Stanford Hazy Research · 2018–2019
Programmatic Data Labeling for Multi-Sentence Relation Extraction
We extended Snorkel's programmatic labeling framework beyond single sentences, using heuristic labeling functions to generate training data for cross-sentence relation extraction: no manual annotation required. 12% F1 improvement over single-sentence baselines.
UIUC · Stanford University
The Problem
Relations span sentences. Labels don't.
Most relation extraction systems assume both entities appear in the same sentence. In practice, key relations often span multiple sentences, and manually labeling cross-sentence examples is expensive and slow. We needed a way to generate training labels programmatically at scale.
Approach: Programmatic Labeling Functions
Heuristics that write labels, not humans.
Using Snorkel's weak supervision framework, we wrote labeling functions: programmatic heuristics based on dependency paths, sliding windows, and structural signals that automatically label multi-sentence entity pairs.

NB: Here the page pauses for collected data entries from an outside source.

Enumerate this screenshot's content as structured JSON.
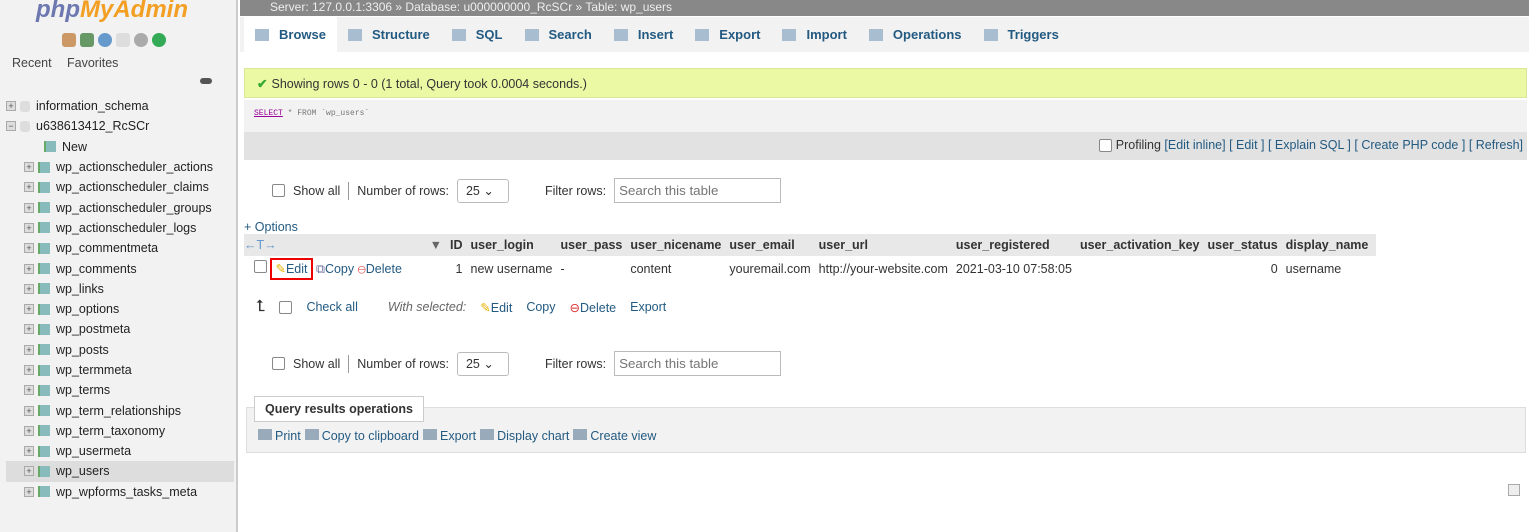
{
  "logo": {
    "php": "php",
    "myadmin": "MyAdmin"
  },
  "sidebar": {
    "recent": "Recent",
    "favorites": "Favorites",
    "databases": [
      "information_schema",
      "u638613412_RcSCr"
    ],
    "new_label": "New",
    "tables": [
      "wp_actionscheduler_actions",
      "wp_actionscheduler_claims",
      "wp_actionscheduler_groups",
      "wp_actionscheduler_logs",
      "wp_commentmeta",
      "wp_comments",
      "wp_links",
      "wp_options",
      "wp_postmeta",
      "wp_posts",
      "wp_termmeta",
      "wp_terms",
      "wp_term_relationships",
      "wp_term_taxonomy",
      "wp_usermeta",
      "wp_users",
      "wp_wpforms_tasks_meta"
    ],
    "selected": "wp_users"
  },
  "breadcrumb": "Server: 127.0.0.1:3306 » Database: u000000000_RcSCr » Table: wp_users",
  "tabs": [
    "Browse",
    "Structure",
    "SQL",
    "Search",
    "Insert",
    "Export",
    "Import",
    "Operations",
    "Triggers"
  ],
  "success": "Showing rows 0 - 0 (1 total, Query took 0.0004 seconds.)",
  "sql": {
    "select": "SELECT",
    "rest": " * FROM `wp_users`"
  },
  "profiling": {
    "label": "Profiling",
    "links": [
      "[Edit inline]",
      "[ Edit ]",
      "[ Explain SQL ]",
      "[ Create PHP code ]",
      "[ Refresh]"
    ]
  },
  "nav": {
    "show_all": "Show all",
    "rows_label": "Number of rows:",
    "rows_value": "25",
    "filter_label": "Filter rows:",
    "filter_placeholder": "Search this table"
  },
  "options": "+ Options",
  "columns": [
    "ID",
    "user_login",
    "user_pass",
    "user_nicename",
    "user_email",
    "user_url",
    "user_registered",
    "user_activation_key",
    "user_status",
    "display_name"
  ],
  "row": {
    "actions": [
      "Edit",
      "Copy",
      "Delete"
    ],
    "cells": [
      "1",
      "new username",
      "-",
      "content",
      "youremail.com",
      "http://your-website.com",
      "2021-03-10 07:58:05",
      "",
      "0",
      "username"
    ]
  },
  "bulk": {
    "check_all": "Check all",
    "with_selected": "With selected:",
    "actions": [
      "Edit",
      "Copy",
      "Delete",
      "Export"
    ]
  },
  "qro": {
    "title": "Query results operations",
    "links": [
      "Print",
      "Copy to clipboard",
      "Export",
      "Display chart",
      "Create view"
    ]
  }
}
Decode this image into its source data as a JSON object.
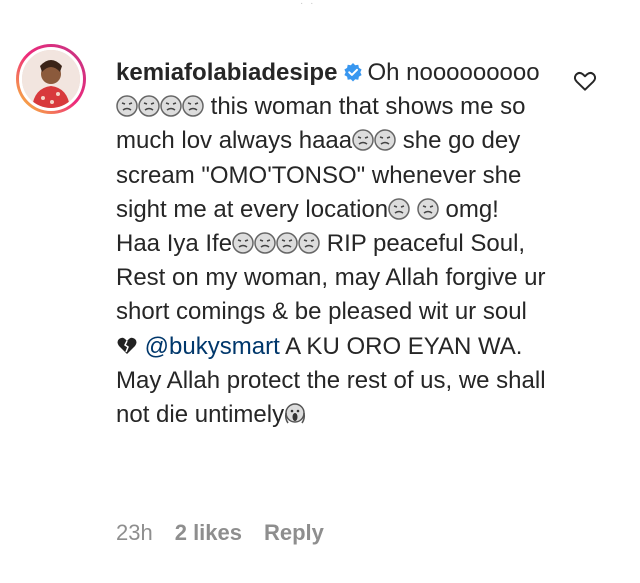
{
  "comment": {
    "username": "kemiafolabiadesipe",
    "text_parts": {
      "p1": "Oh nooooooooo",
      "p2": " this woman that shows me so much lov always haaa",
      "p3": " she go dey scream \"OMO'TONSO\" whenever she sight me at every location",
      "p4": " omg! Haa Iya Ife",
      "p5": " RIP peaceful Soul, Rest on my woman, may Allah forgive ur short comings & be pleased wit ur soul ",
      "mention": "@bukysmart",
      "p6": " A KU ORO EYAN WA. May Allah protect the rest of us, we shall not die untimely"
    },
    "timestamp": "23h",
    "likes": "2 likes",
    "reply_label": "Reply"
  },
  "icons": {
    "avatar": "avatar",
    "verified": "verified-badge-icon",
    "like": "heart-outline-icon",
    "emoji_tired": "weary-face-emoji",
    "emoji_heart": "broken-heart-emoji",
    "emoji_scream": "screaming-face-emoji"
  },
  "colors": {
    "text": "#262626",
    "muted": "#8e8e8e",
    "mention": "#00376b",
    "verified": "#3897f0"
  }
}
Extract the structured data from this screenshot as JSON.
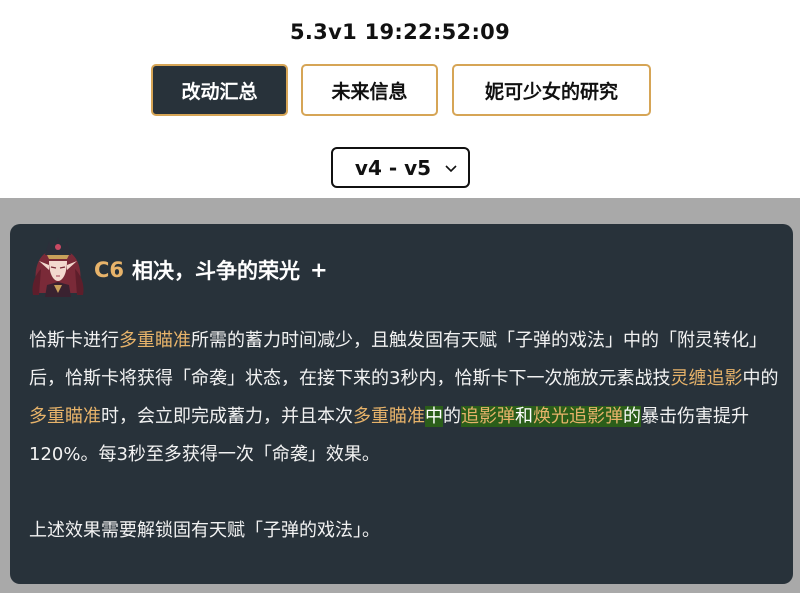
{
  "header": {
    "version_time": "5.3v1 19:22:52:09"
  },
  "nav": {
    "changes": "改动汇总",
    "future": "未来信息",
    "research": "妮可少女的研究"
  },
  "version_select": {
    "value": "v4 - v5"
  },
  "card": {
    "level": "C6",
    "title": "相决，斗争的荣光",
    "expand": "+",
    "p1": {
      "t1": "恰斯卡进行",
      "k1": "多重瞄准",
      "t2": "所需的蓄力时间减少，且触发固有天赋「子弹的戏法」中的「附灵转化」后，恰斯卡将获得「命袭」状态，在接下来的3秒内，恰斯卡下一次施放元素战技",
      "k2": "灵缠追影",
      "t3": "中的",
      "k3": "多重瞄准",
      "t4": "时，会立即完成蓄力，并且本次",
      "k4": "多重瞄准",
      "k5": "中",
      "t5": "的",
      "k6": "追影弹",
      "t6": "和",
      "k7": "焕光追影弹",
      "t7": "的",
      "t8": "暴击伤害提升120%。每3秒至多获得一次「命袭」效果。"
    },
    "p2": "上述效果需要解锁固有天赋「子弹的戏法」。"
  },
  "colors": {
    "accent": "#d6a556",
    "keyword": "#e7b36a",
    "card_bg": "#28323a",
    "highlight_bg": "#2b5e1a"
  }
}
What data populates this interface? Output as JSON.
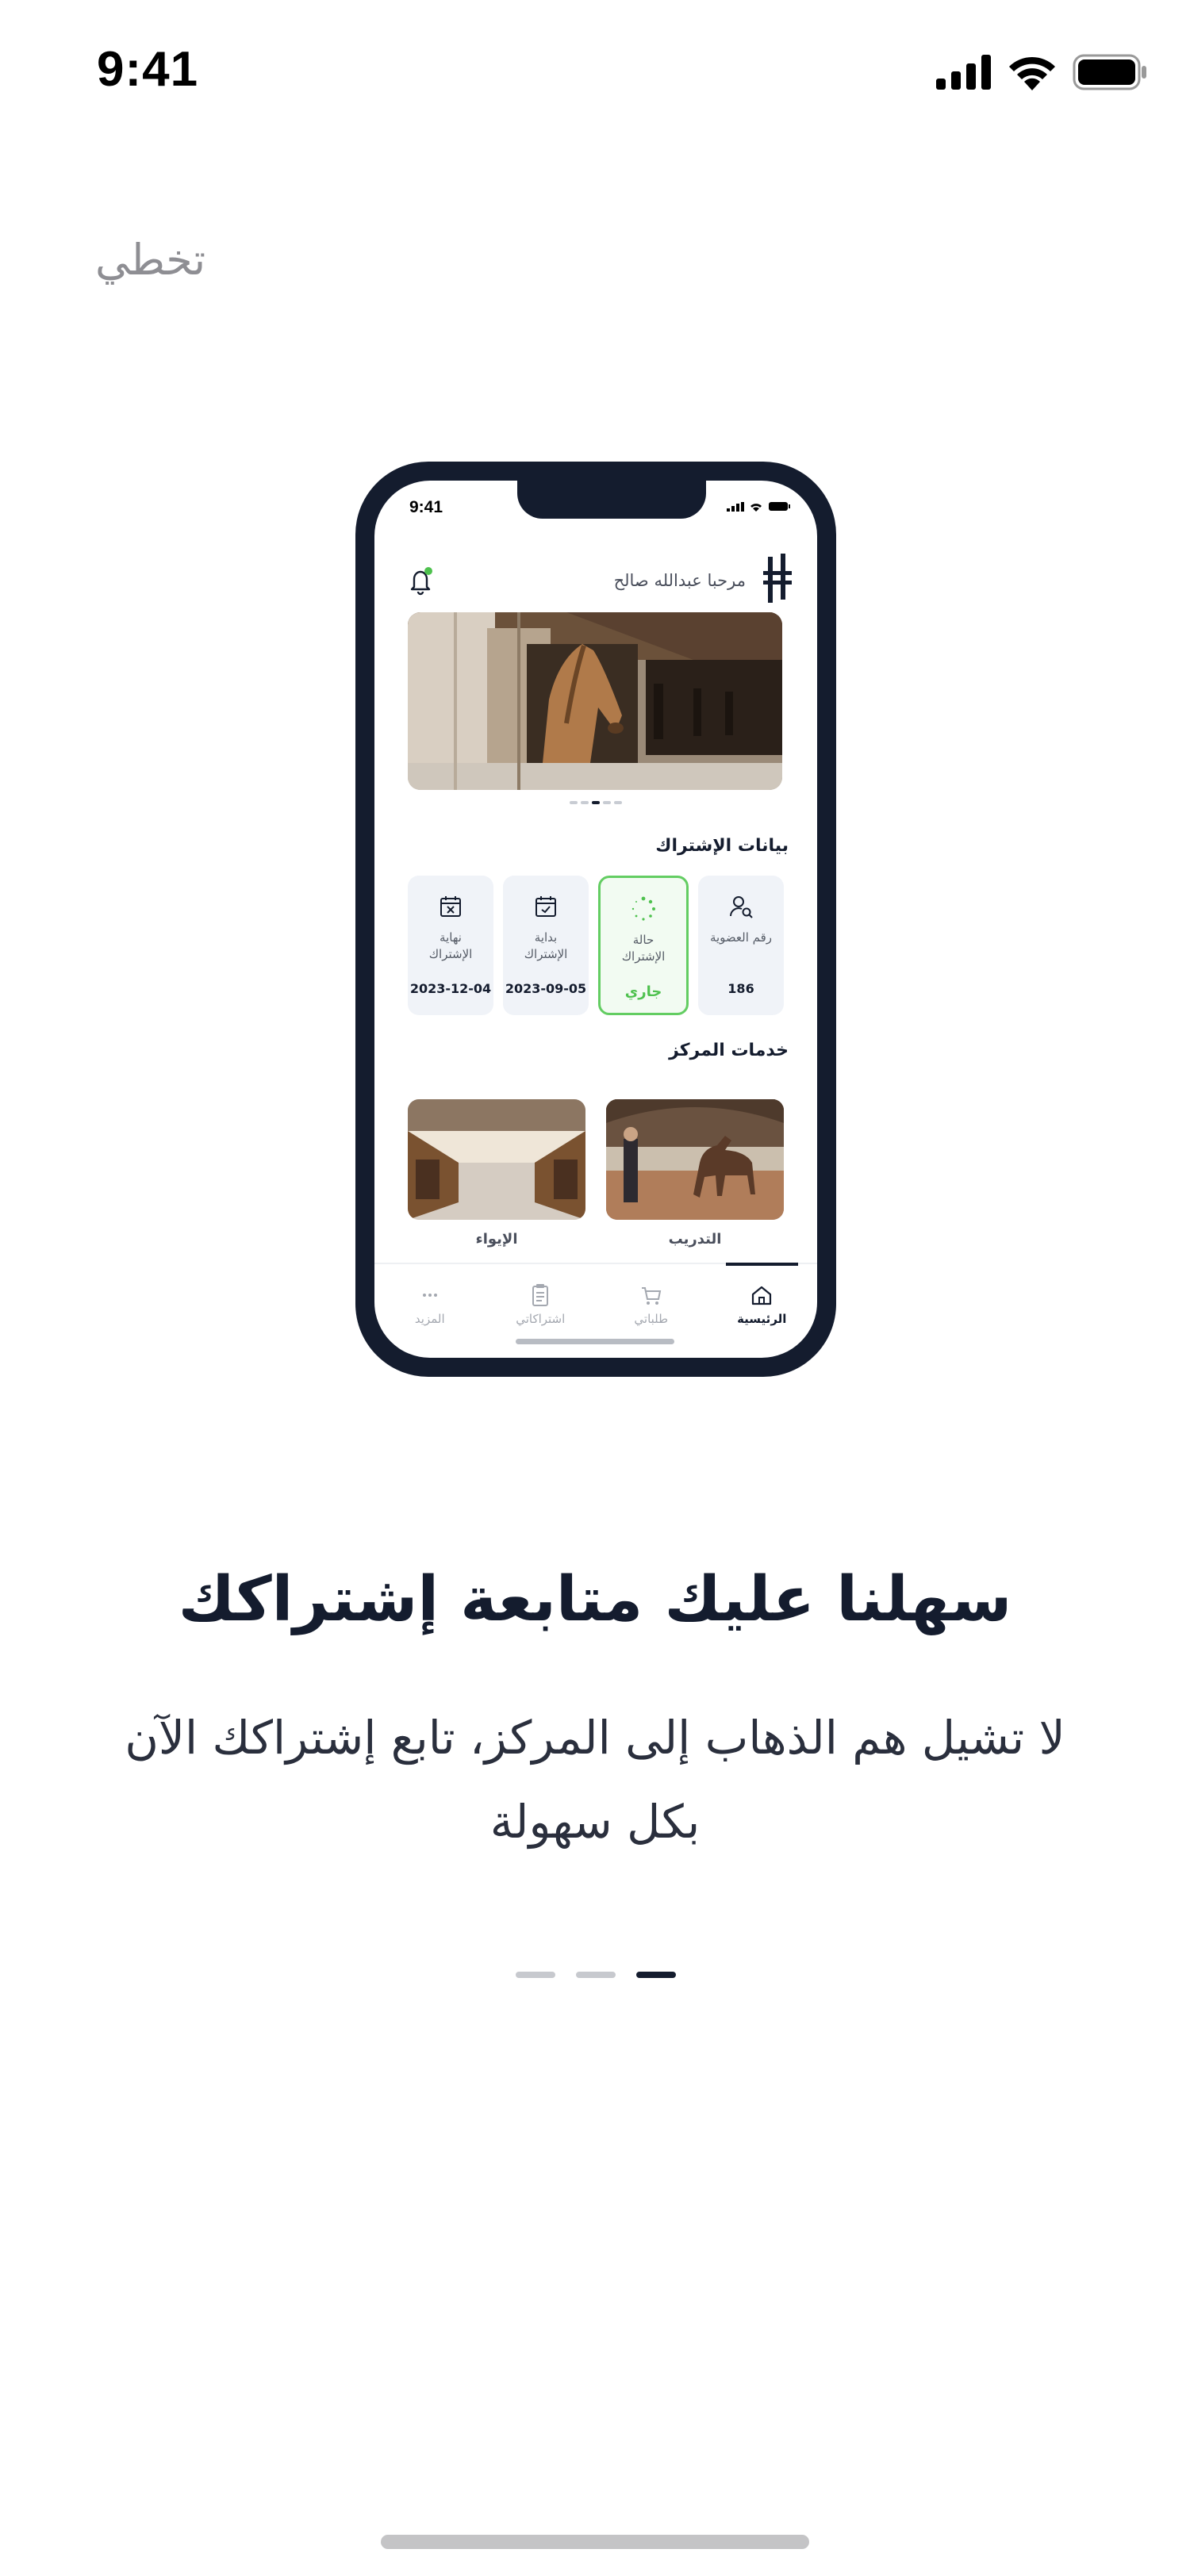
{
  "status_bar": {
    "time": "9:41"
  },
  "skip_label": "تخطي",
  "mockup": {
    "time": "9:41",
    "greeting": "مرحبا عبدالله صالح",
    "carousel_pages": 5,
    "carousel_active": 2,
    "subscription_title": "بيانات الإشتراك",
    "cards": [
      {
        "label": "رقم العضوية",
        "value": "186",
        "icon": "user-search-icon"
      },
      {
        "label": "حالة الإشتراك",
        "value": "جاري",
        "icon": "spinner-icon"
      },
      {
        "label": "بداية الإشتراك",
        "value": "2023-09-05",
        "icon": "calendar-check-icon"
      },
      {
        "label": "نهاية الإشتراك",
        "value": "2023-12-04",
        "icon": "calendar-x-icon"
      }
    ],
    "services_title": "خدمات المركز",
    "services": [
      {
        "label": "التدريب",
        "image": "horse-training-photo"
      },
      {
        "label": "الإيواء",
        "image": "stable-aisle-photo"
      }
    ],
    "nav": [
      {
        "label": "الرئيسية",
        "icon": "home-icon",
        "active": true
      },
      {
        "label": "طلباتي",
        "icon": "cart-icon",
        "active": false
      },
      {
        "label": "اشتراكاتي",
        "icon": "clipboard-icon",
        "active": false
      },
      {
        "label": "المزيد",
        "icon": "more-icon",
        "active": false
      }
    ]
  },
  "headline": "سهلنا عليك متابعة إشتراكك",
  "description": "لا تشيل هم الذهاب إلى المركز، تابع إشتراكك الآن بكل سهولة",
  "pager": {
    "count": 3,
    "active_index": 2
  },
  "colors": {
    "primary": "#141c2e",
    "accent_green": "#63cd62",
    "muted": "#8e8e93"
  }
}
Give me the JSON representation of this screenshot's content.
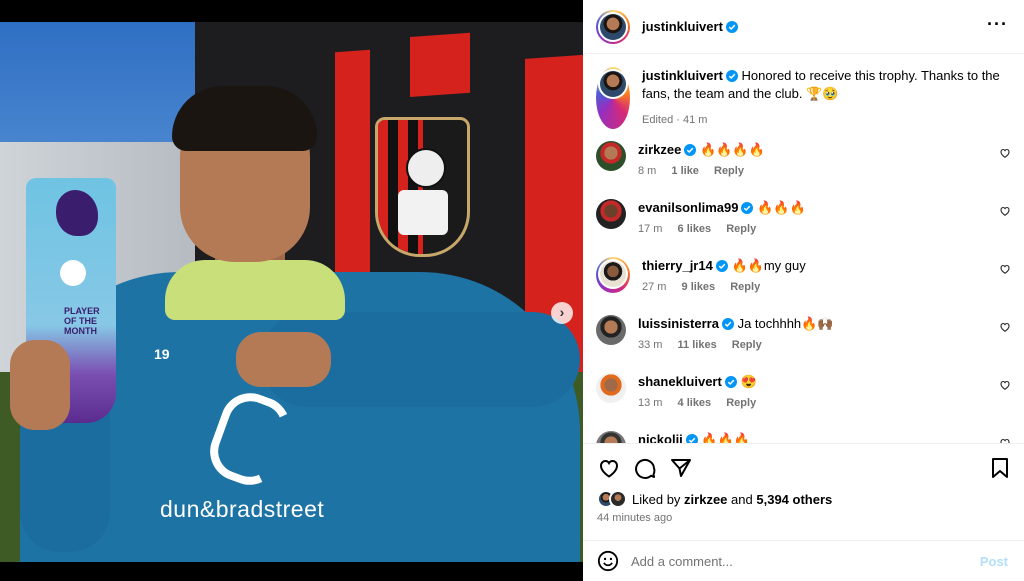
{
  "post": {
    "author": "justinkluivert",
    "caption": "Honored to receive this trophy. Thanks to the fans, the team and the club. 🏆🥹",
    "edited_meta": "Edited · 41 m"
  },
  "media": {
    "trophy_text": "PLAYER OF THE MONTH",
    "shirt_number": "19",
    "sponsor": "dun&bradstreet",
    "carousel_index": 0,
    "carousel_count": 3,
    "next_arrow": "›"
  },
  "comments": [
    {
      "user": "zirkzee",
      "text": "🔥🔥🔥🔥",
      "time": "8 m",
      "likes": "1 like",
      "reply": "Reply"
    },
    {
      "user": "evanilsonlima99",
      "text": "🔥🔥🔥",
      "time": "17 m",
      "likes": "6 likes",
      "reply": "Reply"
    },
    {
      "user": "thierry_jr14",
      "text": "🔥🔥my guy",
      "time": "27 m",
      "likes": "9 likes",
      "reply": "Reply"
    },
    {
      "user": "luissinisterra",
      "text": "Ja tochhhh🔥🙌🏾",
      "time": "33 m",
      "likes": "11 likes",
      "reply": "Reply"
    },
    {
      "user": "shanekluivert",
      "text": "😍",
      "time": "13 m",
      "likes": "4 likes",
      "reply": "Reply"
    },
    {
      "user": "nickolii",
      "text": "🔥🔥🔥",
      "time": "",
      "likes": "",
      "reply": ""
    }
  ],
  "footer": {
    "liked_by_prefix": "Liked by",
    "liked_by_user": "zirkzee",
    "liked_by_and": "and",
    "liked_by_others": "5,394 others",
    "time_ago": "44 minutes ago",
    "add_comment_placeholder": "Add a comment...",
    "post_label": "Post"
  },
  "icons": [
    "more-icon",
    "verified-icon",
    "heart-icon",
    "comment-icon",
    "share-icon",
    "save-icon",
    "emoji-icon"
  ],
  "colors": {
    "verified": "#0095f6",
    "post_disabled": "#b2dffc",
    "meta_grey": "#737373"
  }
}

Snorkel's noise-aware generative model combines noisy, overlapping labeling functions into probabilistic training labels.




Results
- +12% F1 over single-sentence extraction baselines via novel multi-sentence labeling functions.
- Multi-task learning across sentence spans boosted extraction quality on long-range relations.
- Zero hand-labeled data: all training labels generated programmatically from heuristic functions.
- Collaborated with Alex Ratner (now CEO of Snorkel AI) and Christopher Ré.